About half of the birds killed are raptors, Thelander believes, including about 50 golden eagles a year. These are not classified as threatened or endangered under the Endangered Species Act, but they are specifically protected in the US by the Bald Eagle Protection Act. Although golden eagles are the birds of greatest concern, Thelander's study team found only five dead ones, compared to 74 hawks and 43 owls. One type of owl killed, the burrowing owl, may soon be classified as a threatened or endangered species, Thelander warns.

But based on much higher numbers of dead golden eagles found outside his study area, Thelander estimates a higher proportion of eagles killed Altamont-wide. Windsmiths reported 50 other golden eagles killed between January 1998 and March 2000.

Unique problem

"The Altamont issue has not been resolved, it remains an enigma," Thelander said. "But clearly the Altamont is a unique situation. Industry-wide, bird kills and raptor kills won't be a barrier to wind development."

One factor contributing to the high rate of raptor deaths at the Altamont Pass may be soil disturbance from road construction for the wind farms and tower platforms. Thelander believes that the soil disturbance attracts burrowing animals like ground squirrels, which are a favoured prey for the raptors.

He is not certain that repowering wind farms in the area will reduce the number of bird kills, but he is optimistic that could be the case.
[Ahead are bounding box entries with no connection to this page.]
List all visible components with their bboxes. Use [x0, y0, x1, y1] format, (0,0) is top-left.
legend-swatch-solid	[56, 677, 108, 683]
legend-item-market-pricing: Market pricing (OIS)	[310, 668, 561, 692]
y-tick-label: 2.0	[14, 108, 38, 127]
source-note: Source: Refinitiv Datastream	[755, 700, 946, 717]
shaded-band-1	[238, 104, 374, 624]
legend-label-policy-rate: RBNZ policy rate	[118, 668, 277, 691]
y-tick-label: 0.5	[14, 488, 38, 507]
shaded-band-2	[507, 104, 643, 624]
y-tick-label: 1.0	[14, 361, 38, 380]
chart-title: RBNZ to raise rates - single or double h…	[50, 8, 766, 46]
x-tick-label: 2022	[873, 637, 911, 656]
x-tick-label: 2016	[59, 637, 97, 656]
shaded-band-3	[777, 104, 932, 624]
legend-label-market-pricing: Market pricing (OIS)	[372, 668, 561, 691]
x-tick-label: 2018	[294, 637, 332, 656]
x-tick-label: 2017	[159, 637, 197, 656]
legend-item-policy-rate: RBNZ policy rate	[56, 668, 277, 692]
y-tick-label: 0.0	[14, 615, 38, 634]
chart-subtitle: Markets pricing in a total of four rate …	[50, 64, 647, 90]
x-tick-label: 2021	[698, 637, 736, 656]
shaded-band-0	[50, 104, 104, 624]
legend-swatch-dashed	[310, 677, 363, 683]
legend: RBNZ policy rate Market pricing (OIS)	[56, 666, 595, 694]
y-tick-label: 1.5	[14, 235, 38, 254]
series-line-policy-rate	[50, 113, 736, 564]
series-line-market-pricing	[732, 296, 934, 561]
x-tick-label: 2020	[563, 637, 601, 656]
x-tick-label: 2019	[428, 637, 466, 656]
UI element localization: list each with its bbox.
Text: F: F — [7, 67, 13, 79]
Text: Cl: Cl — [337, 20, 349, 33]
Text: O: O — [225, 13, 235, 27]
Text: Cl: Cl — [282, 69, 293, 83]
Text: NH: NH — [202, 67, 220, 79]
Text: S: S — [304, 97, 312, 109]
Only time will tell. "Logic would tell you would have fewer kills from fewer turbines, but they will have larger swept areas so you might not," he comments. But he wonders if a mere reduction will be sufficient. "We're not going to get zero fatalities, but legally you're not allowed to kill a golden eagle. We're killing 50 golden eagles a year now. If you reduce that to ten or 20 -- the electric industry has been prosecuted for killing less." In a repowering planned by FPL Energy, old Kenetech 56-100 machines will be replaced by new NEG Micon turbines at a rate of seven-to-one.

Many in the wind industry have assumed that by moving away from lattice towers with horizontal bars and smaller rotors with high rotational speeds, bird kills will be reduced. "Our data shows those assumptions are not true," Thelander asserts. Most of the turbines in his study area were not horizontal lattice towers, and although large rotors have fewer revolutions per minute, the rotor tip speed is about the same, posing the same risk to birds.

Forward progress is imperative to avoid being prosecuted by federal wildlife agencies. "The Fish and Wildlife Service has a policy that if utilities and generating companies are responsible and are improving their systems, then they generally don't prosecute," says Thelander. "And utilities are making progress," he notes. "The wind industry will be looked at under the same guidelines."